September 12, 2017 10:31:59 AM
Deacons at Second Baptist Church in Starkville have until Sept. 22 to turn over information from two bank accounts they opened, as well as the keys to the church building, to its board of trustees.
Judge Jim Kitchens rendered the latest ruling Monday in Oktibbeha County Circuit Court in a convoluted civil case over a stalled construction project that has pitted different factions of the Yeates Street church against one another.
During a contempt hearing Monday, Kitchens also ordered the church to turn over Pastor Joseph Stone's emails to the court to be used as evidence in the case.
Trustees filed the lawsuit in December 2015 against Stone and Head Deacon Terry Miller, as well as contractor Donald Crowther, over money paid to Crowther for a sanctuary that was never built. The plaintiffs are asking for $400,000, which trustees say Stone paid Crowther without the board having authorized it.
Crowther, of TCM Companies of Long Beach, has not done any work on the project since July 15 and is currently facing criminal charges of fraud.
In a July contempt hearing, trustees claimed Stone and Miller had authorized deacons to open two bank accounts to which trustees did not have access.
Though Kitchens did not hold the defendants in contempt, he did order them to give access to the accounts to trustees and the church's finance committee. However, as of Monday, that order had still not been followed, leading Kitchens to reassert it with a hard deadline.
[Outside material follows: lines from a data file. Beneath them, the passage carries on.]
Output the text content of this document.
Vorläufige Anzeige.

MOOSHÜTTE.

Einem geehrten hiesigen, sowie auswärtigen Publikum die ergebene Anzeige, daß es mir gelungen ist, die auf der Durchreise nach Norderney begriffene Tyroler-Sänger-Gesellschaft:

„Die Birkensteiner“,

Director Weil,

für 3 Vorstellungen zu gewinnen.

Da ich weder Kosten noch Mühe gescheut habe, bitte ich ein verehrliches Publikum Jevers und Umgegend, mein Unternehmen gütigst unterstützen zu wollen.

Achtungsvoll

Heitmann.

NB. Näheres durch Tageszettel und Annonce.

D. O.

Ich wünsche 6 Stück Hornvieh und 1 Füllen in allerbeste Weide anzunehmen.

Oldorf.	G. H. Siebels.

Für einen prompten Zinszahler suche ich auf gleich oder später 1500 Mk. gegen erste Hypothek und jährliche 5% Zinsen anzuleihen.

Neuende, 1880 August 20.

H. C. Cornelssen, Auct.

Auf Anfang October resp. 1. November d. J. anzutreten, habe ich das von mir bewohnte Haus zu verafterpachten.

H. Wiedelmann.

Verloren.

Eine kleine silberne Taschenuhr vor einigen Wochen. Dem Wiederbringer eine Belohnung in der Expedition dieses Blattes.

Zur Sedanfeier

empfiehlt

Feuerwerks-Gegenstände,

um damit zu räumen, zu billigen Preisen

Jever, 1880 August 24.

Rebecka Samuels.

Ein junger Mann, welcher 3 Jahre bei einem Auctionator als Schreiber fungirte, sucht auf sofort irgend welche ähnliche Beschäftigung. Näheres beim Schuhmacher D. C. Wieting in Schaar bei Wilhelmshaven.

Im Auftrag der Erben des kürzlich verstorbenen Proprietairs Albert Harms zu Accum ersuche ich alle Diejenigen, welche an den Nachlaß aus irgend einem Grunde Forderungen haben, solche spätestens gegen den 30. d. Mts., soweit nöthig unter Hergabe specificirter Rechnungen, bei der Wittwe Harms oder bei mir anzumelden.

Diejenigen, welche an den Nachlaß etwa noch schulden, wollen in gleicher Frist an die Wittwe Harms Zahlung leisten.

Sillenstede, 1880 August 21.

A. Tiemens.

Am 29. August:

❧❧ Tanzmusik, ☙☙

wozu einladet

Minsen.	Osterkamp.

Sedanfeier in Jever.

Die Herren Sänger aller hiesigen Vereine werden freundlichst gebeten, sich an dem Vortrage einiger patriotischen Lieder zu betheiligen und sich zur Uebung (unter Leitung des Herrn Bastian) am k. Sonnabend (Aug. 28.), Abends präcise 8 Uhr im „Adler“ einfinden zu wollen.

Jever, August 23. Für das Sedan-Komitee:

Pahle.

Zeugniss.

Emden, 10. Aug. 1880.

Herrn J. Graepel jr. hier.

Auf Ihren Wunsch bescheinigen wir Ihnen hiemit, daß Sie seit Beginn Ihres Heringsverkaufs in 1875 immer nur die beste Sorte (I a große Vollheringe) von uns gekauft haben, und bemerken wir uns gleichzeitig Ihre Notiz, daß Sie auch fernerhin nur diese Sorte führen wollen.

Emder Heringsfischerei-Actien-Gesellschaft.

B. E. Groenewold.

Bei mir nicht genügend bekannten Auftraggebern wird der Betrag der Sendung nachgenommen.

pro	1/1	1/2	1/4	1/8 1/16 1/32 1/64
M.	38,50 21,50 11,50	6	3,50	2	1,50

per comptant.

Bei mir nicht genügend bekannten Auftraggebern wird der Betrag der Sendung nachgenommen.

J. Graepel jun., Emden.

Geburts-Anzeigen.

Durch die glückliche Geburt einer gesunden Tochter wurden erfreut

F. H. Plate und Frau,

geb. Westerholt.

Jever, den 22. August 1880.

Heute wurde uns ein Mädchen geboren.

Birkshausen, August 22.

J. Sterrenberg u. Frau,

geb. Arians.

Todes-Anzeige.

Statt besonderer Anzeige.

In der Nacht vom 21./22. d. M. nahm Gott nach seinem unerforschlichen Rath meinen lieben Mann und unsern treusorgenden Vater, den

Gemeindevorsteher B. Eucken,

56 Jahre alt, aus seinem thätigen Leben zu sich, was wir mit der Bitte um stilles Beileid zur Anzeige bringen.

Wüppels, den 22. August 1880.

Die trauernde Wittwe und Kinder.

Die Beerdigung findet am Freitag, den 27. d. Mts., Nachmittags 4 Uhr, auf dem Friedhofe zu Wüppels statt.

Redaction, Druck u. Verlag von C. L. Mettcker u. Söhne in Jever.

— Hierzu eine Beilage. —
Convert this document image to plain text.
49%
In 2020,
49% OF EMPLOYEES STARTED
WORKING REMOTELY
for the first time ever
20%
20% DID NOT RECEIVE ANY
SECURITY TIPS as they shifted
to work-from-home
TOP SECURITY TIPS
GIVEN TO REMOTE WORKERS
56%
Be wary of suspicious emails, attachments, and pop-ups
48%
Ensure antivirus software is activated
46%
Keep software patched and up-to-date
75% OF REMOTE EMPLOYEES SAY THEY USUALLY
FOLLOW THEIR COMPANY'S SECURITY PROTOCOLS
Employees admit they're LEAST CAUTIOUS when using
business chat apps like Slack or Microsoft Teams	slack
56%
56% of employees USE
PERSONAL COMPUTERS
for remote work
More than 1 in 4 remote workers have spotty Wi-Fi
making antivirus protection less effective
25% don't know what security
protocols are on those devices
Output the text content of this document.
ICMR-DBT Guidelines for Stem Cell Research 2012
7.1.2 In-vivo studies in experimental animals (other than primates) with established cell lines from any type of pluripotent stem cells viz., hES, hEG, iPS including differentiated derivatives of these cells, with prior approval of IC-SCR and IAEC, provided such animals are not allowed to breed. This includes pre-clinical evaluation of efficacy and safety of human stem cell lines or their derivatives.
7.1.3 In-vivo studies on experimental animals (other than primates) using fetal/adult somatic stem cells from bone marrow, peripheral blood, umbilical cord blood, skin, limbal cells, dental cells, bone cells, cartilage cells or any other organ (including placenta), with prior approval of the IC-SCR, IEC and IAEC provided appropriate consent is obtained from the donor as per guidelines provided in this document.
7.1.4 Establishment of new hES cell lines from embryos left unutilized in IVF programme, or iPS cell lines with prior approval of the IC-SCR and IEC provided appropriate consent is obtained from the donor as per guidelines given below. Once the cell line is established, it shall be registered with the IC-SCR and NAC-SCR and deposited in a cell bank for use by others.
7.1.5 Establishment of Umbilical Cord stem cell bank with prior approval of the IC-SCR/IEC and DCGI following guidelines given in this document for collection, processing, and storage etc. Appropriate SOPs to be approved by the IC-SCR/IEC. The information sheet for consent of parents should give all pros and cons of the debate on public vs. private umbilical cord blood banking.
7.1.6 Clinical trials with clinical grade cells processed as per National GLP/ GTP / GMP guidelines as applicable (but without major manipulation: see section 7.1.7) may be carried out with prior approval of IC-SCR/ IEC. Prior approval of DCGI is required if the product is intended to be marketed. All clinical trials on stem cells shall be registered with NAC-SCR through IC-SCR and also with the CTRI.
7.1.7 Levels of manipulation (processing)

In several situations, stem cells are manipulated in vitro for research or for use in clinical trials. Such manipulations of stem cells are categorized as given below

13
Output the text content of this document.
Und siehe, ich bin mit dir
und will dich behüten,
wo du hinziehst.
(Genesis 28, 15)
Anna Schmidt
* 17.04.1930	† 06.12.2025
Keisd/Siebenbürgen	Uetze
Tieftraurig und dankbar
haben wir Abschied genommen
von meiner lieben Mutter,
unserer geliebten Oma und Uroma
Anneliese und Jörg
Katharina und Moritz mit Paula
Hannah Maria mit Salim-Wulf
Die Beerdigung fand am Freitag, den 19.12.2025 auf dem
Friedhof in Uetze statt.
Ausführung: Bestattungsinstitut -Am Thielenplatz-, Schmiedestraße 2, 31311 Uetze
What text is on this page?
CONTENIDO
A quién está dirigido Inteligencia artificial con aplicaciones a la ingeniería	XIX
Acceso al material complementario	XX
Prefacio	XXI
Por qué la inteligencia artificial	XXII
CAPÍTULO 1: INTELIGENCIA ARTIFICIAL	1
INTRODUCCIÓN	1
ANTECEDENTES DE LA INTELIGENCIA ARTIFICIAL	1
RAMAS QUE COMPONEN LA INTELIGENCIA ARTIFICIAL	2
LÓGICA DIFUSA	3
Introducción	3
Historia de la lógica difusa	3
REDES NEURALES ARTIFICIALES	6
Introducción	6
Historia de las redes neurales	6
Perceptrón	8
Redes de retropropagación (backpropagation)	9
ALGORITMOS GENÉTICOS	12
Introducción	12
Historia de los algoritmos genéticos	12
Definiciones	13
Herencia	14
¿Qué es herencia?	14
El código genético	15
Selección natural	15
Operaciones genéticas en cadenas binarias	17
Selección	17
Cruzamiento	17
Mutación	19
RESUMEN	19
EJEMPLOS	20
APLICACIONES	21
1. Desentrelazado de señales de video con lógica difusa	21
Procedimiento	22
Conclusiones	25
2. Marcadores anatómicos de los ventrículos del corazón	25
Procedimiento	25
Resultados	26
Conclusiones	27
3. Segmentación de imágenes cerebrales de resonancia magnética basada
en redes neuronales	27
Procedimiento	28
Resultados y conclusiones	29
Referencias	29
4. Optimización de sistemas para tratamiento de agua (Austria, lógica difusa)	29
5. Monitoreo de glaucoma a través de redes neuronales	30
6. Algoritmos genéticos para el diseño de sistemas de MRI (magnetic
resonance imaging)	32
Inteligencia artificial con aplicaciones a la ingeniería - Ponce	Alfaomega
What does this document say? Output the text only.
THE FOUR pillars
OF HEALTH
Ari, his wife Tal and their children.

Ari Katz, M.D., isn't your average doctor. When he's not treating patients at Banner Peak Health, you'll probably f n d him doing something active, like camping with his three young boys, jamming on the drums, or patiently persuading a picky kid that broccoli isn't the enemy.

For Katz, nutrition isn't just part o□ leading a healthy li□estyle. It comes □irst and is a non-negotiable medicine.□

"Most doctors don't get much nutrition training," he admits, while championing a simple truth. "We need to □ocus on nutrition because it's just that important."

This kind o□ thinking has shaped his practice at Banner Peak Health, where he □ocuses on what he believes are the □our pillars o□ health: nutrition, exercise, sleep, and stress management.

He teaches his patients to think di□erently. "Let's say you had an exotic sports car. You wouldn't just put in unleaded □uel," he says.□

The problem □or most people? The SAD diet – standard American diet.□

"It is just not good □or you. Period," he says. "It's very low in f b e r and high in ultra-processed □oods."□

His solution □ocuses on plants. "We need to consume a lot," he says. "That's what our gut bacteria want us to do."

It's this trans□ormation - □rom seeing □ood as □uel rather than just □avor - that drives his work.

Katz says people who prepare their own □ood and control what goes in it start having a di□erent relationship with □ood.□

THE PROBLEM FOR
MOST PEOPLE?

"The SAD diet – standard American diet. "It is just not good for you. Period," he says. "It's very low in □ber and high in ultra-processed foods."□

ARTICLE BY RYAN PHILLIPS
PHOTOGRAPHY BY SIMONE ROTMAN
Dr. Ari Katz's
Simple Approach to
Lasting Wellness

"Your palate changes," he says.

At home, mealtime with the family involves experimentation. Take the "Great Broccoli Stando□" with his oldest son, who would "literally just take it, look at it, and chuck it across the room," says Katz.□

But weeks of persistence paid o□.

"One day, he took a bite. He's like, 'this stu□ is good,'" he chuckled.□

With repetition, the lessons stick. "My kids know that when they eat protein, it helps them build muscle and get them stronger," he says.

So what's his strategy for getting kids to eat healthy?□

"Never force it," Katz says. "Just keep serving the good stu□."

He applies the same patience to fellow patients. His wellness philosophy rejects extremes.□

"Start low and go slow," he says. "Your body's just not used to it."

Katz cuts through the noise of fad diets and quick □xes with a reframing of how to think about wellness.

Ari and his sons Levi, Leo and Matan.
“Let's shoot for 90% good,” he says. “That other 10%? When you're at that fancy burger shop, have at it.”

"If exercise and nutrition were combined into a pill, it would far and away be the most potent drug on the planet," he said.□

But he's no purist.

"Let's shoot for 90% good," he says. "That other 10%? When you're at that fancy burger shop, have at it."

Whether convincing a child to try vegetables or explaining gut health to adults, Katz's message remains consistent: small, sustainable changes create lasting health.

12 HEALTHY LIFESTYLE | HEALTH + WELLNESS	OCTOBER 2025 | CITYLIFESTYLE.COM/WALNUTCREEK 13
"This is all invoices, all records, receipts, bank accounts, bank statements, check stubs, canceled checks," said Jackson attorney Dorsey Carson, who is representing the church trustees. "Everything."
Stone and Miller's attorney, William Starks of Columbus, did not respond to calls for comment from The Dispatch by press time.
No trial date has been set for the civil suit, according to Oktibbeha Circuit Court records. In July, Kitchens had said he hoped to have a trial by the end of the year.
Crowther's criminal trial is set for Nov. 1.